Bir yanda da tıpkı Roma sonrası Avrupa’sında bir hayalet gibi dolaşan Roma rüyası gibi, bizde de reel hiçbir karşılığı bulunmayan bir hayalet, mazinin ihtişamlı günleri hayaleti; problemi ötelemek ve mevcut kirlenmişliğe bir başkaldırı olarak yükselen reaksiyonları pasivize etmek için bir manivela olarak kullanılmak isteniyor. Böylece sorumsuzluk daha da katmerleşerek yara daha da ağırlaşıyor ve bir kangren halini alıyor.
Sonuç Yerine
Bu tür aşırı güvensizlik dönemlerinde toplumun temel önceliği varlığını devam ettirmek ve güven bunalımını gidermektir. Herkesi evsiz-barksız gibi hissettiren kriz dönemleridir ki, beklenmedik şekilde otoriter ve popülist liderler üretir. Oysa toplumun içinden çıkmak istediği şey de tam olarak budur: Otoriter-demagog liderlerden kurtulmak ve normale dönmek.
Ne ki, “İktidar çekişmesi ve aşırı güvensizlik ortamında kitleler içinde bulundukları biçimden yoksun kaotik ortamı telafi etmek için daima bir lider üretirler. İşin tuhaf yanı şudur ki, tarihte birçok defa örnekleri görüldüğü gibi bu lider de işin sonunda mutlaka kendi şişirilmiş egosunun kurbanı olur’.[2]
Türk demokrasisi işte böylesi bir ortamda, iki tarafı da risk kokan bir kıskaç arasında yolunu arıyor. Evet, kitleler böylesi güvensizlik ortamlarında mutlaka somut olan bir şey arar ve o somut olan da güçlü ve anayasal bir devlet düzeni, onun liderliğidir.
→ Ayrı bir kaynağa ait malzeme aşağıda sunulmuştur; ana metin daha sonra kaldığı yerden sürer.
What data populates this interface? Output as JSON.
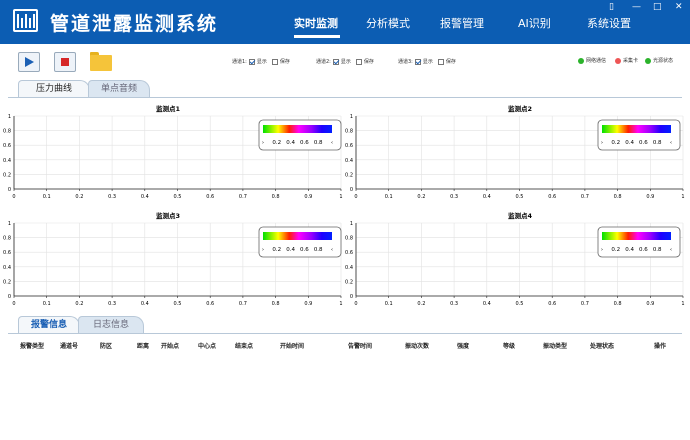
{
  "app": {
    "title": "管道泄露监测系统"
  },
  "nav": [
    {
      "label": "实时监测",
      "active": true
    },
    {
      "label": "分析模式",
      "active": false
    },
    {
      "label": "报警管理",
      "active": false
    },
    {
      "label": "AI识别",
      "active": false
    },
    {
      "label": "系统设置",
      "active": false
    }
  ],
  "window_controls": {
    "restore": "▯",
    "minimize": "—",
    "maximize": "□",
    "close": "✕"
  },
  "toolbar": {
    "channels": [
      {
        "label": "通道1:",
        "show_label": "显示",
        "show_checked": true,
        "save_label": "保存",
        "save_checked": false
      },
      {
        "label": "通道2:",
        "show_label": "显示",
        "show_checked": true,
        "save_label": "保存",
        "save_checked": false
      },
      {
        "label": "通道3:",
        "show_label": "显示",
        "show_checked": true,
        "save_label": "保存",
        "save_checked": false
      }
    ],
    "status": [
      {
        "label": "网络通信",
        "color": "#2bb32b"
      },
      {
        "label": "采集卡",
        "color": "#ee5555"
      },
      {
        "label": "光源状态",
        "color": "#2bb32b"
      }
    ]
  },
  "top_tabs": [
    {
      "label": "压力曲线",
      "active": true
    },
    {
      "label": "单点音频",
      "active": false
    }
  ],
  "bottom_tabs": [
    {
      "label": "报警信息",
      "active": true
    },
    {
      "label": "日志信息",
      "active": false
    }
  ],
  "colors": {
    "brand": "#0c5db3",
    "play": "#1a5fb4",
    "stop": "#d62828"
  },
  "chart_data": [
    {
      "type": "line",
      "title": "监测点1",
      "xlim": [
        0,
        1
      ],
      "ylim": [
        0,
        1
      ],
      "grid": true,
      "xticks": [
        "0",
        "0.1",
        "0.2",
        "0.3",
        "0.4",
        "0.5",
        "0.6",
        "0.7",
        "0.8",
        "0.9",
        "1"
      ],
      "yticks": [
        "0",
        "0.2",
        "0.4",
        "0.6",
        "0.8",
        "1"
      ],
      "colorbar": {
        "ticks": [
          "0.2",
          "0.4",
          "0.6",
          "0.8"
        ],
        "edge_left": "›",
        "edge_right": "‹"
      },
      "series": []
    },
    {
      "type": "line",
      "title": "监测点2",
      "xlim": [
        0,
        1
      ],
      "ylim": [
        0,
        1
      ],
      "grid": true,
      "xticks": [
        "0",
        "0.1",
        "0.2",
        "0.3",
        "0.4",
        "0.5",
        "0.6",
        "0.7",
        "0.8",
        "0.9",
        "1"
      ],
      "yticks": [
        "0",
        "0.2",
        "0.4",
        "0.6",
        "0.8",
        "1"
      ],
      "colorbar": {
        "ticks": [
          "0.2",
          "0.4",
          "0.6",
          "0.8"
        ],
        "edge_left": "›",
        "edge_right": "‹"
      },
      "series": []
    },
    {
      "type": "line",
      "title": "监测点3",
      "xlim": [
        0,
        1
      ],
      "ylim": [
        0,
        1
      ],
      "grid": true,
      "xticks": [
        "0",
        "0.1",
        "0.2",
        "0.3",
        "0.4",
        "0.5",
        "0.6",
        "0.7",
        "0.8",
        "0.9",
        "1"
      ],
      "yticks": [
        "0",
        "0.2",
        "0.4",
        "0.6",
        "0.8",
        "1"
      ],
      "colorbar": {
        "ticks": [
          "0.2",
          "0.4",
          "0.6",
          "0.8"
        ],
        "edge_left": "›",
        "edge_right": "‹"
      },
      "series": []
    },
    {
      "type": "line",
      "title": "监测点4",
      "xlim": [
        0,
        1
      ],
      "ylim": [
        0,
        1
      ],
      "grid": true,
      "xticks": [
        "0",
        "0.1",
        "0.2",
        "0.3",
        "0.4",
        "0.5",
        "0.6",
        "0.7",
        "0.8",
        "0.9",
        "1"
      ],
      "yticks": [
        "0",
        "0.2",
        "0.4",
        "0.6",
        "0.8",
        "1"
      ],
      "colorbar": {
        "ticks": [
          "0.2",
          "0.4",
          "0.6",
          "0.8"
        ],
        "edge_left": "›",
        "edge_right": "‹"
      },
      "series": []
    }
  ],
  "alarm_table": {
    "columns": [
      "报警类型",
      "通道号",
      "防区",
      "距离",
      "开始点",
      "中心点",
      "结束点",
      "开始时间",
      "告警时间",
      "振动次数",
      "强度",
      "等级",
      "振动类型",
      "处理状态",
      "操作"
    ],
    "rows": []
  }
}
Fakat her zaman aksi de mümkündür: Anayasal devletten ilkel bir toplum tarzına, yani herkesin bir başkanın veya oligarşinin despot yönetimine boyun eğmek zorunda olduğu ilkel bir kabile komünizmine dönme riski.
__
[1] Camus, Albert (1985), Başkaldıran İnsan, (çev) Tahsin Yücel, Kuzey Yayınları, Ankara, s. 3.
[2] Jung, C.G. (1999), Keşfedilmemiş Benlik, (çev), Barış İlhan, Canan Ener Sılay, İlhan Yayınevi, İstanbul, s. 53.